- Russian: В мирные дни
- Directed by: Vladimir Braun
- Written by: Iosif Prut
- Produced by: L. Koretsky
- Starring: Nikolai Timofeyev; Arkadi Tolbuzin; Aleksandr Grechany; Sergei Gurzo; Andrei Sova; Vyacheslav Tikhonov;
- Cinematography: Mikhail Chyorny; Daniil Demutsky;
- Edited by: N. Kardash
- Music by: Yuli Meitus
- Release date: 1950;
- Running time: 97 min.
- Country: Soviet Union
- Language: Russian

= In Peaceful Time =

In Peaceful Time (В мирные дни) is a 1950 Soviet action war adventure film directed by Vladimir Braun.

== Plot ==
The film tells about the life of submariners in peacetime. At first glance, everything is fine and peaceful, but everything changed as soon as military exercises began.
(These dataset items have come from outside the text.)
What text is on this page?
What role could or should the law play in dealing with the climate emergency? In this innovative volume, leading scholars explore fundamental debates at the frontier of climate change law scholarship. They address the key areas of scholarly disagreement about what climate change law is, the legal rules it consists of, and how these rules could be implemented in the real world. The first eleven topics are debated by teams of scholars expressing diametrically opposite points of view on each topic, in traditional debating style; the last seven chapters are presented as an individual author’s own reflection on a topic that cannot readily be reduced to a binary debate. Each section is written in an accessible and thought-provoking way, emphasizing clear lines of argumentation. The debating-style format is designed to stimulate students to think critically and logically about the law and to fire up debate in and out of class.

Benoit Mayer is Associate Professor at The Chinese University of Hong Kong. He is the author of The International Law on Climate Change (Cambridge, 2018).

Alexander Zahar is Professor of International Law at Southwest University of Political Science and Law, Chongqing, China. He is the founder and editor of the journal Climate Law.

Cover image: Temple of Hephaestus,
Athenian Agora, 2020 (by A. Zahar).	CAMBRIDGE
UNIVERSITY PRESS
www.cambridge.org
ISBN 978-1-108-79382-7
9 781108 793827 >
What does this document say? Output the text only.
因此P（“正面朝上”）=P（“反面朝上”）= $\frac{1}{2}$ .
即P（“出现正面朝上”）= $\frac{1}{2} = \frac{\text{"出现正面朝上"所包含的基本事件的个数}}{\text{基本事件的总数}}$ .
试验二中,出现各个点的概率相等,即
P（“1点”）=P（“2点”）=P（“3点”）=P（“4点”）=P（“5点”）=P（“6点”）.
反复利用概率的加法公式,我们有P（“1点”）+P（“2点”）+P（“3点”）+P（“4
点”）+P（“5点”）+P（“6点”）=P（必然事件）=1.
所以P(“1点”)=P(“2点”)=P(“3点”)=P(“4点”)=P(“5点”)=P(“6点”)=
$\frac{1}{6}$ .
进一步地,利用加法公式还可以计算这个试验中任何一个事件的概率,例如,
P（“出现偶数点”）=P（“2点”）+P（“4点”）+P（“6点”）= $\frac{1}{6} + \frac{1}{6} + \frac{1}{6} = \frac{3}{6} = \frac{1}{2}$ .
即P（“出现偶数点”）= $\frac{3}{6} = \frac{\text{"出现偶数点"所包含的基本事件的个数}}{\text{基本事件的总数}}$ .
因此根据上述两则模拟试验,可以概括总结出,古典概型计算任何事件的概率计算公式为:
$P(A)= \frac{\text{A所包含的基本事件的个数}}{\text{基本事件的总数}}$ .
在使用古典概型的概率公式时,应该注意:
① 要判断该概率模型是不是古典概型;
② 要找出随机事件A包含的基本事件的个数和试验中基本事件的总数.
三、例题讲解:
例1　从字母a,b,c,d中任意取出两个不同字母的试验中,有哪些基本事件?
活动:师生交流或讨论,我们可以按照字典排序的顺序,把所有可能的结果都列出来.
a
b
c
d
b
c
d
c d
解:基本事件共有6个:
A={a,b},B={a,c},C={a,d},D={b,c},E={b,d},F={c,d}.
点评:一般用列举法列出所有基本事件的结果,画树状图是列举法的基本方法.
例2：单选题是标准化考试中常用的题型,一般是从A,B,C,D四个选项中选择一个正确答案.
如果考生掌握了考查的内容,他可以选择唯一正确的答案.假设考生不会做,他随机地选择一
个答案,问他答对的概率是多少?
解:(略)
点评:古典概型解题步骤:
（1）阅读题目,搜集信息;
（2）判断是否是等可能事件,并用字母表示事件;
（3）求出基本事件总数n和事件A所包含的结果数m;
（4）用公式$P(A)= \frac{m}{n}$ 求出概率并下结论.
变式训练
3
As it turned out, foreign intelligence wants at any cost to obtain secret information from Soviet submariners.

== Cast==
- Nikolai Timofeyev	as Afanasy
- Arkadi Tolbuzin as Georgy Orlov
- Aleksandr Grechany	as midshipman
- Sergei Gurzo as Pavlo Panychuk
- Andrei Sova as Suchkov
- Vyacheslav Tikhonov as Grinevsky
- Karaman Mgeladze as Vakhtang Meskhishvili
- Georgi Yumatov as sailor Kurakin
- Dmitry Kostenko as sailor Pivovarov
- Viktor Avdyushko as Stepan Matveyev, diver
- Viktor Dobrovolsky as admiral
- Viktor Mironov as Ilin, Captain I Rank
- Leonid Kmit	as 	chief of staff
- Elina Bystritskaya as Lena
- Veronika Vasilyeva as Zina
- Mikhail Gluzsky as duty midshipman

== Release ==
Vladimir Braun's film takes the 720th place in the list of most popular box-office films of the Soviet distribution. It was watched by 23.5 million viewers.